Automattic Isn’t Sponsoring 3,500 Hours a Week to the Maintenance of WordPress.org
While WordPress is an open source project, there is so much that isn’t open and transparent about it. That includes one team that largely operates anonymously, seemingly to avoid people being able to identify individuals taking harmful actions, and it includes a security team (or teams) where even basic details are mystery. We also still don’t have a clear picture of who is managing and paying for the WordPress website. That is obvious concern with everything that has been happening recently involving Matt Mullenweg’s campaign against WP Engine.
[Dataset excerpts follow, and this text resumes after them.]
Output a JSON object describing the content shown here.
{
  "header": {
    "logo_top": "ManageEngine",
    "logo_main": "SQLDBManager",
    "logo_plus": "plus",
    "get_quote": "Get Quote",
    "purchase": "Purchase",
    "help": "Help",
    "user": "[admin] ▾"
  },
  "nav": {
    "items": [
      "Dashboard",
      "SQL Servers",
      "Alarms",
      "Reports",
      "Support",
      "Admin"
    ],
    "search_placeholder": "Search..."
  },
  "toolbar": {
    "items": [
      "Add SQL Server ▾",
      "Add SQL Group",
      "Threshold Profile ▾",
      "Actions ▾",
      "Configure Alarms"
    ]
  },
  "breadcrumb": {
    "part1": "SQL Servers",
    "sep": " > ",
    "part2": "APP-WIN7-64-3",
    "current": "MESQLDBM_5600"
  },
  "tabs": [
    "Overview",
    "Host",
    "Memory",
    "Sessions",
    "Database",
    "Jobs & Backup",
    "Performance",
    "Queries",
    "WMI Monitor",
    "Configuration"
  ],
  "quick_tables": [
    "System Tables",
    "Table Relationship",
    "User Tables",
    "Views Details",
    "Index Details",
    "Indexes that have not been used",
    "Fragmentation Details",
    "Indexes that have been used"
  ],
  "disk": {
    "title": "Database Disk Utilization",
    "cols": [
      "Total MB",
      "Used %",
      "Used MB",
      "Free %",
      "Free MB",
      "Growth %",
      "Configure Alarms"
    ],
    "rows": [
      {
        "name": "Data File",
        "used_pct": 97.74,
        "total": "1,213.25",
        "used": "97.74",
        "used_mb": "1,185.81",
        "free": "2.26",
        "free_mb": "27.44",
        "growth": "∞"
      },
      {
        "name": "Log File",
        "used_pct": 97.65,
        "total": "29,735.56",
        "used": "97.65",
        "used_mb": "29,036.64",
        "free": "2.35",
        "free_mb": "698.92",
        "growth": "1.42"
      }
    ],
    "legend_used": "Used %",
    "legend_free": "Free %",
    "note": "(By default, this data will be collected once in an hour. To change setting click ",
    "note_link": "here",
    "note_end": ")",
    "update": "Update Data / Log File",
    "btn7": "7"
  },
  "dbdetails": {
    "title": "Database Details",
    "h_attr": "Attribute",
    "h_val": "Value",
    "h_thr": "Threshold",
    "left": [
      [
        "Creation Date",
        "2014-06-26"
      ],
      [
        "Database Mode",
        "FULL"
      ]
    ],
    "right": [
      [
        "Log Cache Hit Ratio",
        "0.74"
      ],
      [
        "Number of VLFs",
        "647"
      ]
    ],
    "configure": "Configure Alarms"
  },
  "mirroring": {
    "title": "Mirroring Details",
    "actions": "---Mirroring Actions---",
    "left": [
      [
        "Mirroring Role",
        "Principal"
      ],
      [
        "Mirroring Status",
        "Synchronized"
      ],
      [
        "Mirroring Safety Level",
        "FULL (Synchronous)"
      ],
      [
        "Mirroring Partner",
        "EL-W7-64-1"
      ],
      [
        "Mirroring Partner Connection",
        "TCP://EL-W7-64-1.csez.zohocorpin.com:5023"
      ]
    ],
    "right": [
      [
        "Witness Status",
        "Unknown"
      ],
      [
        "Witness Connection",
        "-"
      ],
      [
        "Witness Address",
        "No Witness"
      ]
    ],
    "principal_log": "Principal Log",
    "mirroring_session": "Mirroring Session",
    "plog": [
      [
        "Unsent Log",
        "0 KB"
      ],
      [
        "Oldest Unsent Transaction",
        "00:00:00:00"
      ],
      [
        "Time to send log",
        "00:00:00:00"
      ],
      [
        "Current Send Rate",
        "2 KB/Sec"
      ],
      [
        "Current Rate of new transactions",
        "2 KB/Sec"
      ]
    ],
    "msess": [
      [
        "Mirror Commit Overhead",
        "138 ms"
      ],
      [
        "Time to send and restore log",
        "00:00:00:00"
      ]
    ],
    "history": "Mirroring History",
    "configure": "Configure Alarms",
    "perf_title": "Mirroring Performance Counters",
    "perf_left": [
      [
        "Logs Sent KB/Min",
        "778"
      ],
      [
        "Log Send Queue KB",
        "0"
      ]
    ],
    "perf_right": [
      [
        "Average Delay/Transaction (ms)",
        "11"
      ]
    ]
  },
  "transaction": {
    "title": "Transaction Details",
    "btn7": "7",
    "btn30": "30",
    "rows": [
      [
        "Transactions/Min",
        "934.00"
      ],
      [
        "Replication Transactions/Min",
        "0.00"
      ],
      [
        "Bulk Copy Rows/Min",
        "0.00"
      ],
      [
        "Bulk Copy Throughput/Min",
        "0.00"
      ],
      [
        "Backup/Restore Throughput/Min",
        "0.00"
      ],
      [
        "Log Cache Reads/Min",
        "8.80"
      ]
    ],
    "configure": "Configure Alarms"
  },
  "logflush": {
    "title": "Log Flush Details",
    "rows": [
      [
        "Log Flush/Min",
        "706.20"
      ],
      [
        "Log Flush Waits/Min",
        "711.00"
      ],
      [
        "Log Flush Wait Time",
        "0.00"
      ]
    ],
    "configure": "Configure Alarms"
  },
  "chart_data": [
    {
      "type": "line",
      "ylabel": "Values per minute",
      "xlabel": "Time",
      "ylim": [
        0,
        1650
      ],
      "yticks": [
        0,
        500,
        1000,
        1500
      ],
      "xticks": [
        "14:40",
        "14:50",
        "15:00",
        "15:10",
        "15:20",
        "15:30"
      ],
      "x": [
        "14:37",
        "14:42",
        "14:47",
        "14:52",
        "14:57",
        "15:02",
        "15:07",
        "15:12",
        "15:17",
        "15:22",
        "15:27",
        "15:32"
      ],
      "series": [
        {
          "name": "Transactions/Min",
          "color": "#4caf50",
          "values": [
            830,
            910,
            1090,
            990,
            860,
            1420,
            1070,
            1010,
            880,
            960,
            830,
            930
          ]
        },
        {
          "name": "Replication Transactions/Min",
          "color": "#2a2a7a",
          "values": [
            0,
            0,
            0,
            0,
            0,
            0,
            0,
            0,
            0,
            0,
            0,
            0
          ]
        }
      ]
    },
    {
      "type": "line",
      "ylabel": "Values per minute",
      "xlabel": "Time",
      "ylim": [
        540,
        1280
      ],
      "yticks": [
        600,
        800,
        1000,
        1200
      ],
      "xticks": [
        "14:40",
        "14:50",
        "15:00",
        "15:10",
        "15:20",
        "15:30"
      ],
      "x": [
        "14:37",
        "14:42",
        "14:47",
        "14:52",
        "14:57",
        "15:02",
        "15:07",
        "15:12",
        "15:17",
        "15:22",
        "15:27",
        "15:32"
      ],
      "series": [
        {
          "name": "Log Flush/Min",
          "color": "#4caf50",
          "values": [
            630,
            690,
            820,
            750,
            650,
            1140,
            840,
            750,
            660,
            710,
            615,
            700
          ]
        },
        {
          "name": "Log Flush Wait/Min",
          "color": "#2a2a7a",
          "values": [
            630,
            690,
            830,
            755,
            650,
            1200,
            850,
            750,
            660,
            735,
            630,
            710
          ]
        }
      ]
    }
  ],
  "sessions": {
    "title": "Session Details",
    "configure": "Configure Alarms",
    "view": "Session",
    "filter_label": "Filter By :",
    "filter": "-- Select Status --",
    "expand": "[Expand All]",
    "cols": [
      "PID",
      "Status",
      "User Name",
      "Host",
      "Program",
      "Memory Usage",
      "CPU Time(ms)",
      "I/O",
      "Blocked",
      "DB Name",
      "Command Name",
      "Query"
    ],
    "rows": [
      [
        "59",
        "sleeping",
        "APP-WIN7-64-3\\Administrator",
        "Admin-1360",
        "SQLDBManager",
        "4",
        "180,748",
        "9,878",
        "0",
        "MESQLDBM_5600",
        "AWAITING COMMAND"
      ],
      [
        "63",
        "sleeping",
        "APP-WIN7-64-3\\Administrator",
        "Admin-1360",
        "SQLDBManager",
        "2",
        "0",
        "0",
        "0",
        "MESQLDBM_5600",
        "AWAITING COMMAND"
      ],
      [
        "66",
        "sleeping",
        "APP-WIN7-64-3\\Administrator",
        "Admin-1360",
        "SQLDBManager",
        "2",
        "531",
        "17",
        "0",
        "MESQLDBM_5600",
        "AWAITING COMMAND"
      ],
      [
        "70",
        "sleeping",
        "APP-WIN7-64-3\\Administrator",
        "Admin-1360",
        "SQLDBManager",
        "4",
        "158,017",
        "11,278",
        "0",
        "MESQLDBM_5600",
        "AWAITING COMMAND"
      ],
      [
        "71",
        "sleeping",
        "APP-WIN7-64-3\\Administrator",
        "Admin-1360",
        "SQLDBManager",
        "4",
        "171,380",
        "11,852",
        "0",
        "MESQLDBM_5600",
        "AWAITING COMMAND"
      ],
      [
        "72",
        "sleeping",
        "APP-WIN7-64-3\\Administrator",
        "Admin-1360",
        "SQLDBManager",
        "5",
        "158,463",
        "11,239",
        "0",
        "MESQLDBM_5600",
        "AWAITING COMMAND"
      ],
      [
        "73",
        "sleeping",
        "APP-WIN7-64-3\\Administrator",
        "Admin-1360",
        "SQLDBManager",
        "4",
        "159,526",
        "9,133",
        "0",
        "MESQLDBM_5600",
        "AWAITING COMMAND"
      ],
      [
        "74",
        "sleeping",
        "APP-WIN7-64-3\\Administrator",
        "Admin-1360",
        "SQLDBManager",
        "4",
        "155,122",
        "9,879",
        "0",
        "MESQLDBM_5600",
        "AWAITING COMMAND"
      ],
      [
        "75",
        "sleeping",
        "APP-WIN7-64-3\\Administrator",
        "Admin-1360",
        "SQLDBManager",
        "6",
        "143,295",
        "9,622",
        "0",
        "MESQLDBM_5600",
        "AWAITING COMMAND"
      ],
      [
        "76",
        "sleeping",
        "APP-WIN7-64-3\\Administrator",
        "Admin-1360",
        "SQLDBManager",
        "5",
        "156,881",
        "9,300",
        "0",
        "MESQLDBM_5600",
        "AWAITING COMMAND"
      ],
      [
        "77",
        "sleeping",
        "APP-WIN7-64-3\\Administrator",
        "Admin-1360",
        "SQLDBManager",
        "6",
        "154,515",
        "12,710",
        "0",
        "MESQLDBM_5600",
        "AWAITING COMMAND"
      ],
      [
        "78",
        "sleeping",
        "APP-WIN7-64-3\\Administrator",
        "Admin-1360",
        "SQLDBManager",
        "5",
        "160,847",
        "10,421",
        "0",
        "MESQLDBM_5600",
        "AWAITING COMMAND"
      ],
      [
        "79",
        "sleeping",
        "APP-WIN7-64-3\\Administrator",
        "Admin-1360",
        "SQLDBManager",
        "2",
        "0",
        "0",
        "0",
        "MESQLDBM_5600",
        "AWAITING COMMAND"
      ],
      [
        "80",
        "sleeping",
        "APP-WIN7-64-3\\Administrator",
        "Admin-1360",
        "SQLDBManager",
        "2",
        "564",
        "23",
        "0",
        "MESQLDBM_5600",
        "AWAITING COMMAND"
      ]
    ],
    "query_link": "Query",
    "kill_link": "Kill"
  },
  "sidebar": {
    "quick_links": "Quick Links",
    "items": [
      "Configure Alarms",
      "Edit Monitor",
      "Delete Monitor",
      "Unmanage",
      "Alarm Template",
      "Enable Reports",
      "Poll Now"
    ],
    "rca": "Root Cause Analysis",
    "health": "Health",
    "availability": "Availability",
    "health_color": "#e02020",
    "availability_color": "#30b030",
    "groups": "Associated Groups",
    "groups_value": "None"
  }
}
One thing we can say with good certainty is that Automattic isn’t sponsoring its employees to spend 3,500 hours a week maintaining that the WordPress website, as some people have been mentioning recently.
The confusion over this seems to be based on a declaration made in the legal case between Automattic/Matt Mullenweg and WP Engine. In the declaration, an Automattic employee stated:
As part of my role as Chief Systems Wrangler at Automattic, I regularly work with the WordPress software platform, and am also familiar with the website located at www.WordPress.org (the “Website”). Automattic contributes significant time and resources to the operation of the Website, in excess of 3500 hours weekly.
That works out to the equivalent of 87.5 people working on the website for 40 hours a week. That doesn’t really make sense, even if you are not familiar with the lack of issues with the website getting addressed. The simple explanation for that number is that it is actually a reference to Automattic’s claimed sponsored time for the entire WordPress project, which is currently listed as 3,577 hours:
Whether that number is at all accurate is an open question (as it is for that program in generally). But what isn’t a question is that definitely isn’t a number related to maintaining the website, as it includes Automattic employees involved in various aspects of the WordPress project.